God doesn’t exist for us.
According to the Bible, we exist for Him and for His pleasure.
If we want to know Him in a transformational way, it is important to understand that He sets the terms of the relationship.
Author Jeff Imbach notes,
“This is God’s life and God’s purpose, a river of life within us. We did not start the flow and we will not provide the current.”
In His goodness, when God determines to take us to a deeper level of intimacy, we find ourselves at a place where He won’t allow us to keep on with our adolescent approach to intimacy with Him. We might still be content with a childish devotional love on the level of a little boy passing love notes in school. However, God wants us to enter into a mature relationship with Him that has much more depth than superficial faith will ever know.
If you sincerely hunger to know Him in the most personal sense of the word, He will take you there.
The fact that you hunger to know Him deeply demonstrates that He is already moving you toward a greater depth.
From my childhood, my paradigm for a truly spiritual walk was that God has a detailed plan for us of the things He wants us to do during our lives.
I believed that we could leave this world knowing that we have “fought the good fight” if we accomplished that list of things He had determined for us. For some years now, I have understood that the doing of our spiritual journey is the result of His life flowing through us and not our own determination.
However, only recently did it occur to me that we also glorify Him by not doing the things He doesn’t lead us to do. For some of us, doing comes much easier than not doing.
I realized that it wasn’t that He wanted me to be sure to accomplish the things on some Divine “To Do” list He had written for my lifetime.
To the contrary and to my surprise, He wanted me to erase some of the things on the list I had unconsciously made in an attempt to accomplish as much as I could do.
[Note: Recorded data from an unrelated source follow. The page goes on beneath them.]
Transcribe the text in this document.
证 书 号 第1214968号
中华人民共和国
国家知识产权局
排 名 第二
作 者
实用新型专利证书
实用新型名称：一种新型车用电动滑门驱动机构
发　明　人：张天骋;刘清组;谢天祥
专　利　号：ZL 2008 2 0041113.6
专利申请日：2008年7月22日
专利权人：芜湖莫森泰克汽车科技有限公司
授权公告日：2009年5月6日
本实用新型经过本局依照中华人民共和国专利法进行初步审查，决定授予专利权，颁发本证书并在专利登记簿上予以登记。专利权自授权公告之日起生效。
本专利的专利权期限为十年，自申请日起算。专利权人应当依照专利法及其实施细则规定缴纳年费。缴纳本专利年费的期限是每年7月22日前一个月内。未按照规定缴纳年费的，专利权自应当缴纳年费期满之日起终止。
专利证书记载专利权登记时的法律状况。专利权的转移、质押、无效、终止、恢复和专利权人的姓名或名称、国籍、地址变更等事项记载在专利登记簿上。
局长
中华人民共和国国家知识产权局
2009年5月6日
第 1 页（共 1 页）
Being told, “Stop striving and know that I am God” (Psalm 47:8) is the most difficult command some of us will ever encounter.
Sometimes the answer to our deepest need is met when we understand that the best way to advance may be to retreat, remembering that God’s ways are not our ways.
Since we aren’t sure how to get where we want to be we simply walk faster and faster. We are accomplishing nothing but exhausting ourselves. In an effort to reach our goals, we become driven to increasing activity and effort, which only serves to exhaust us physically, emotionally and spiritually.
We seem stuck in a phase of spiritual growth that Kelly called “adolescent development” and “an awkward stage of religious busyness in the kingdom of God.”
What we need is to stop running, sit down and rest. Whenever we take that simple step, God will show us the Power Line which has been there all along. Then, and only then, can we follow it and find our way out of the woods and back to the main road of resting in Christ.